Truth to tell, I wasn’t all that sure why. I just knew I wasn’t being told the whole story, or anything close to it, about the mysterious Ms. Jones. After all, trying to get a straight answer from her was like pulling shark’s teeth. Which I didn’t mind, really; in fact, I kind of respected it. Despite her “grandma’s steamer trunk” fashion sense, it seemed obvious to me that she was in some form of military or paramilitary organization. The swift and smooth way that she’d extracted us from our initial fracas on F?986 would be proof enough of that; plus there was the grudging but unmistakable respect that the Old Man accorded her. Add to that the mysterious lack of concern he’d shown when I told him she’d vanished during the punch, and there was more than met the sensory organs here.
And even aside from all that, I’d seen her expression pretty clearly right before she’d vanished. She’d been more than disoriented, she’d been afraid.

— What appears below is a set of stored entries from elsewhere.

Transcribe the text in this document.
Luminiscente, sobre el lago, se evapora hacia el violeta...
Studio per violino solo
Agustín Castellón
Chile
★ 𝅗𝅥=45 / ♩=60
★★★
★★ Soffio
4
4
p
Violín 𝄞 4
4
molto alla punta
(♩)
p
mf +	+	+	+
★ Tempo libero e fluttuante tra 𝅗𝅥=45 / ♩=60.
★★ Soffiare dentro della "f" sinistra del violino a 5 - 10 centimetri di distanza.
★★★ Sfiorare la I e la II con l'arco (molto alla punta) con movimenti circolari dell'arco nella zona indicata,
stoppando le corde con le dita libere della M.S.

“Search people, name: Acacia Jones,” I told the catalog, which immediately brightened and made a faint whirring noise.
“Search complete. Four trillion, seven billion, thirty-six million, nine thousand, seven hundred, and fifty-eight matches.”
I stared at it, dumbfounded. Was that normal? I’d never done a name search before.
“Search people, name: Joseph Harker,” I said, just to be sure.
“Search complete. Three thousand, eight hundred, and twenty-three matches.”
That was a slightly more manageable number, considering that “Joseph Harker” was a fairly common name, I knew there were several different versions of me with the same name spread throughout the Altiverse, and I was searching census records for the last hundred years.
I stared at the machine for a moment longer. “Search people, name: Acacia Jones. Parameters: age fourteen to sixteen, hair color black, eye color violet.”
The whirring noise again, then: “Search complete. Four trillion, seven billion, thirty-six million, six thousand, seven hundred, and three matches.”